What’s up with ChatGPT and the Turing Test?

ChatGPT looks like it would pass the Turing Test, the gold standard of benchmarks measuring whether an AI has reached human-level intelligence. Yet Googling around, it doesn’t seem that anyone has put on a full Turing Test.

Please comment with your thoughts on whether or how such a test can be put on.

It doesn’t seem difficult. The Loebner Prize has measured progress towards the Turing Test since 1990. All you need is a human judge and test subject, and ChatGPT.

The Turing Test is not perfect. It is a sufficient but not necessary test of human-level intelligence: An AI that can pass it can cover any area of human intelligence transmissible in text chat, at a level such that human-level intelligence (the judges) cannot tell the difference.

But it has long been recognized that an AI which is generally human-level or beyond could still fail the Turing Test. If it had personality quirks, yet otherwise managed to cover almost all areas of achievement—think of neuroatypicality taken a few steps further—we would call it generally intelligent. If it communicated only in telegraphic staccato yet was vastly more able than humans to earn billions of dollars a day, to create art admired by humans who don’t know who created it, correctly interpret human feeling, we would still consider it intelligent. If it used nothing but nanonengineering to convert the Earth to computer chips within minutes, so it could better achieve its goal of calculating digits of π, we might not want to call it intelligence, but then again, we’d be dead.

Also, because humans are the judges, an AI that can fool the judges with psychological tricks could pass: Even the Eliza of the sixties could do that to some extent.

Still, the Turing Test is a milestone. Ray Kurzweil has long said, repeating it recently, that we can expect an AI to pass in 2029.

One reason we can’t do a Turing Test is that ChatGPT is programmed specifically not to pass: It readily states that it is a language model. This quirk could be bypassed, either by prompt engineering or by manually editing out such claims. But the avoidance of simulation might be too deep for that. ChatGPT is also much faster than human, but that could be handled with an artificial delay.
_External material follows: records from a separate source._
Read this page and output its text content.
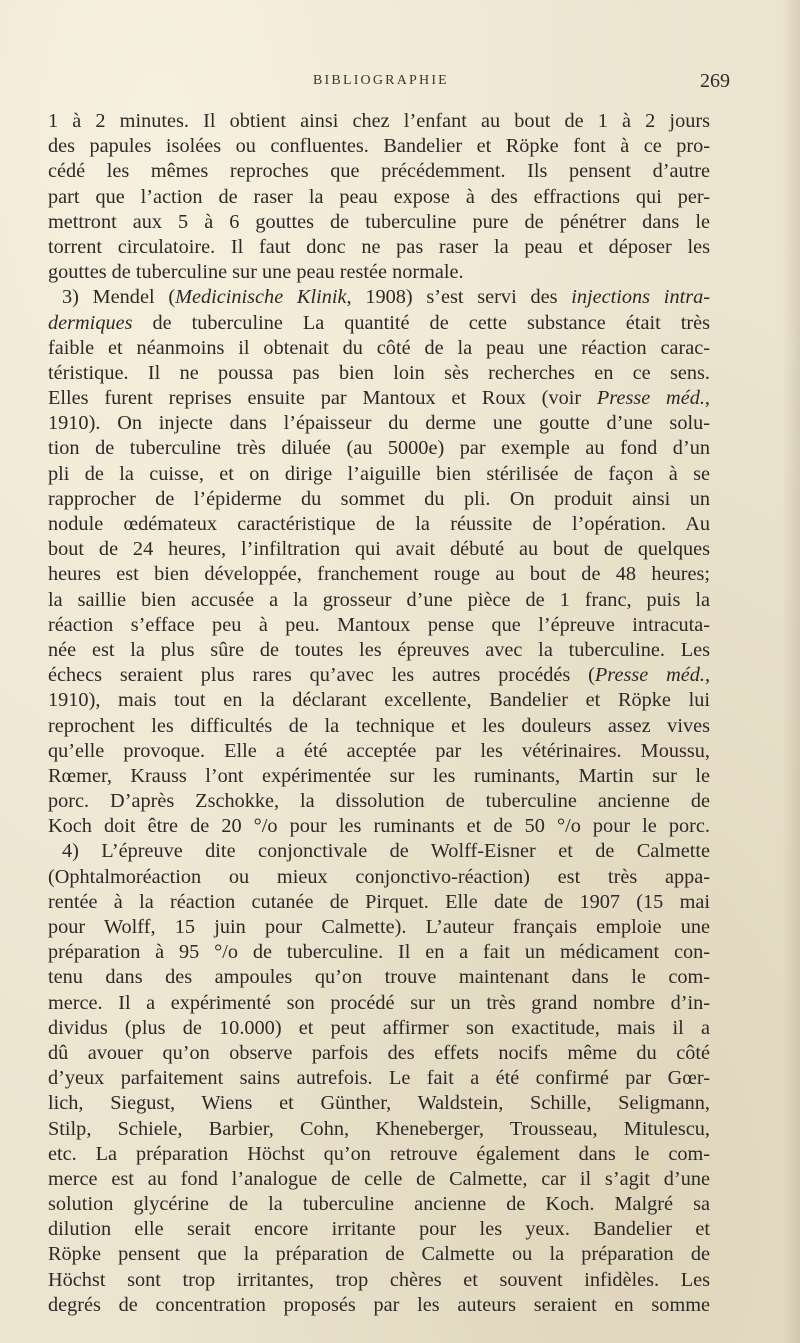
BIBLIOGRAPHIE	269
1 à 2 minutes. Il obtient ainsi chez l’enfant au bout de 1 à 2 jours
des papules isolées ou confluentes. Bandelier et Röpke font à ce pro-
cédé les mêmes reproches que précédemment. Ils pensent d’autre
part que l’action de raser la peau expose à des effractions qui per-
mettront aux 5 à 6 gouttes de tuberculine pure de pénétrer dans le
torrent circulatoire. Il faut donc ne pas raser la peau et déposer les
gouttes de tuberculine sur une peau restée normale.
3) Mendel (Medicinische Klinik, 1908) s’est servi des injections intra-
dermiques de tuberculine La quantité de cette substance était très
faible et néanmoins il obtenait du côté de la peau une réaction carac-
téristique. Il ne poussa pas bien loin sès recherches en ce sens.
Elles furent reprises ensuite par Mantoux et Roux (voir Presse méd.,
1910). On injecte dans l’épaisseur du derme une goutte d’une solu-
tion de tuberculine très diluée (au 5000e) par exemple au fond d’un
pli de la cuisse, et on dirige l’aiguille bien stérilisée de façon à se
rapprocher de l’épiderme du sommet du pli. On produit ainsi un
nodule œdémateux caractéristique de la réussite de l’opération. Au
bout de 24 heures, l’infiltration qui avait débuté au bout de quelques
heures est bien développée, franchement rouge au bout de 48 heures;
la saillie bien accusée a la grosseur d’une pièce de 1 franc, puis la
réaction s’efface peu à peu. Mantoux pense que l’épreuve intracuta-
née est la plus sûre de toutes les épreuves avec la tuberculine. Les
échecs seraient plus rares qu’avec les autres procédés (Presse méd.,
1910), mais tout en la déclarant excellente, Bandelier et Röpke lui
reprochent les difficultés de la technique et les douleurs assez vives
qu’elle provoque. Elle a été acceptée par les vétérinaires. Moussu,
Rœmer, Krauss l’ont expérimentée sur les ruminants, Martin sur le
porc. D’après Zschokke, la dissolution de tuberculine ancienne de
Koch doit être de 20 °/o pour les ruminants et de 50 °/o pour le porc.
4) L’épreuve dite conjonctivale de Wolff-Eisner et de Calmette
(Ophtalmoréaction ou mieux conjonctivo-réaction) est très appa-
rentée à la réaction cutanée de Pirquet. Elle date de 1907 (15 mai
pour Wolff, 15 juin pour Calmette). L’auteur français emploie une
préparation à 95 °/o de tuberculine. Il en a fait un médicament con-
tenu dans des ampoules qu’on trouve maintenant dans le com-
merce. Il a expérimenté son procédé sur un très grand nombre d’in-
dividus (plus de 10.000) et peut affirmer son exactitude, mais il a
dû avouer qu’on observe parfois des effets nocifs même du côté
d’yeux parfaitement sains autrefois. Le fait a été confirmé par Gœr-
lich, Siegust, Wiens et Günther, Waldstein, Schille, Seligmann,
Stilp, Schiele, Barbier, Cohn, Kheneberger, Trousseau, Mitulescu,
etc. La préparation Höchst qu’on retrouve également dans le com-
merce est au fond l’analogue de celle de Calmette, car il s’agit d’une
solution glycérine de la tuberculine ancienne de Koch. Malgré sa
dilution elle serait encore irritante pour les yeux. Bandelier et
Röpke pensent que la préparation de Calmette ou la préparation de
Höchst sont trop irritantes, trop chères et souvent infidèles. Les
degrés de concentration proposés par les auteurs seraient en somme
We could try alternative tests for human-like intelligence:

  • Reverse Turing Test: The human test subject tries to match ChatGPT. Just as a Turing Test determines whether the AI is at human level or above, so too a Reverse Turing Test determines whether the AI is at human level or below. Yet ChatGPT is far beyond humans in its knowledge and poetic abilities (I asked it to compose a limerick abut hiking trail grades and it did much much better than almost any human could.) Then again, computers have long been superhuman in specific areas, like arithmetic.

  • Cyborg Test: We could do a Reverse Turing Test in which ChatGPT competes against a team of humans who are allowed to use specific computing services, e.g. Google. At this point, we are not asking if ChatGPT is at a human level, but rather whether it can “fill in” those areas of accomplishment which other software cannot handle, but a human can. We could also have humans or other software systems (say, a calculator for arithmetic) augment ChatGPT.

  • Another Reverse Turing Test variant, in which ChatGPT determines if the test subject is a human or software. This would be interesting, but useful only to determine how good ChatGPT is at this specific psychological-analysis skill.

  • Evaluation of responses to set prompts, rather than an interactive dialog.

  • Test aimed at humans.

    • An IQ test or SAT would rank ChatGPT on a scale commonly used for humans, and is fairly indicative of abilities in various areas of accomplishment.

    • A Bar Exam or other area-specific exam would not only test ChatGPT’s intelligence and knowledge, but bring this into a more practical area.

    • Assessment tests of general cognitive abilities, beyond the abstract intellectual sphere addressed by most written tests. It seems that some are aimed at children, like the Kaufman Assessment Battery for Children; and some at adults or at a broad age range, like Wechsler Adult Intelligence Scale and the Woodcock-Johnson Tests of Cognitive Abilities. This could be impractical, as some such tests, especially those for children, have non-written components like oral tests or manipulation of objects; and most require direct engagement of a psychologist, which at the very least means that the test is not blinded, as with the Turing Test.